La Legge 274/2000 (attributiva al Giudice di Pace della competenza penale) ha previsto, per i casi di competenza del "Giudice di Pace", una sostituzione delle pene sanzionatorie: le pene privative della libertà sono quindi state sostituite con delle sanzioni alternative che sono:
- obbligo di permanenza domiciliare (da eseguirsi, salve specifiche esigenze del condannato, nei giorni di sabato e domenica per un periodo di tempo non inferiore a 6 giorni né superiore a giorni 45);
- prestazioni di lavoro di pubblica utilità (non retribuito, per un periodo non inferiore a 10 giorni e non superiore a sei mesi).

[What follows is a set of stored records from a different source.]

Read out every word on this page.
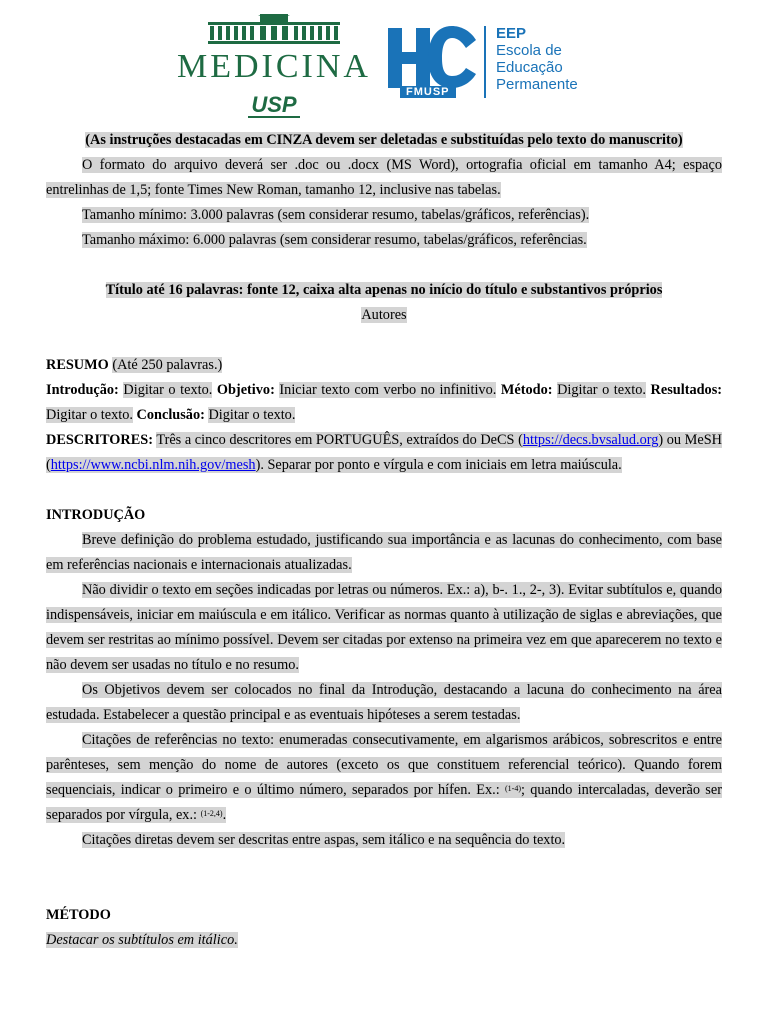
MEDICINA
USP	FMUSP
EEP
Escola de
Educação
Permanente

(As instruções destacadas em CINZA devem ser deletadas e substituídas pelo texto do manuscrito)

O formato do arquivo deverá ser .doc ou .docx (MS Word), ortografia oficial em tamanho A4; espaço entrelinhas de 1,5; fonte Times New Roman, tamanho 12, inclusive nas tabelas.

Tamanho mínimo: 3.000 palavras (sem considerar resumo, tabelas/gráficos, referências).

Tamanho máximo: 6.000 palavras (sem considerar resumo, tabelas/gráficos, referências.

Título até 16 palavras: fonte 12, caixa alta apenas no início do título e substantivos próprios

Autores

RESUMO (Até 250 palavras.)

Introdução: Digitar o texto. Objetivo: Iniciar texto com verbo no infinitivo. Método: Digitar o texto. Resultados: Digitar o texto. Conclusão: Digitar o texto.

DESCRITORES: Três a cinco descritores em PORTUGUÊS, extraídos do DeCS (https://decs.bvsalud.org) ou MeSH (https://www.ncbi.nlm.nih.gov/mesh). Separar por ponto e vírgula e com iniciais em letra maiúscula.

INTRODUÇÃO

Breve definição do problema estudado, justificando sua importância e as lacunas do conhecimento, com base em referências nacionais e internacionais atualizadas.

Não dividir o texto em seções indicadas por letras ou números. Ex.: a), b-. 1., 2-, 3). Evitar subtítulos e, quando indispensáveis, iniciar em maiúscula e em itálico. Verificar as normas quanto à utilização de siglas e abreviações, que devem ser restritas ao mínimo possível. Devem ser citadas por extenso na primeira vez em que aparecerem no texto e não devem ser usadas no título e no resumo.

Os Objetivos devem ser colocados no final da Introdução, destacando a lacuna do conhecimento na área estudada. Estabelecer a questão principal e as eventuais hipóteses a serem testadas.

Citações de referências no texto: enumeradas consecutivamente, em algarismos arábicos, sobrescritos e entre parênteses, sem menção do nome de autores (exceto os que constituem referencial teórico). Quando forem sequenciais, indicar o primeiro e o último número, separados por hífen. Ex.: $^{(1-4)}$; quando intercaladas, deverão ser separados por vírgula, ex.: $^{(1-2,4)}$.

Citações diretas devem ser descritas entre aspas, sem itálico e na sequência do texto.

MÉTODO

Destacar os subtítulos em itálico.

[1] Sempre con riferimento alle condizioni economiche del condannato l’art. 133 ter, introdotto nel codice penale dalla Legge 689/81, ha previsto la possibilità per il Giudice, con sentenza di condanna o con il decreto penale, di disporre che la multa o l’ammenda venga pagata in rate mensili da un minimo di tre a un massimo di trenta rate, ciascuna delle quali, tuttavia, non può essere inferiore a € 15 (30.000 delle vecchie lire). Tale disposizione va incontro ai soggetti in stato di difficoltà economica, e capovolge i principi della precedente disciplina sanciti dal R.D. n. 207 del 1865) che favoriva, invece, i soggetti più abbienti, consentendo la rateizzazione solo a chi fornisse idonee garanzie reali o personali.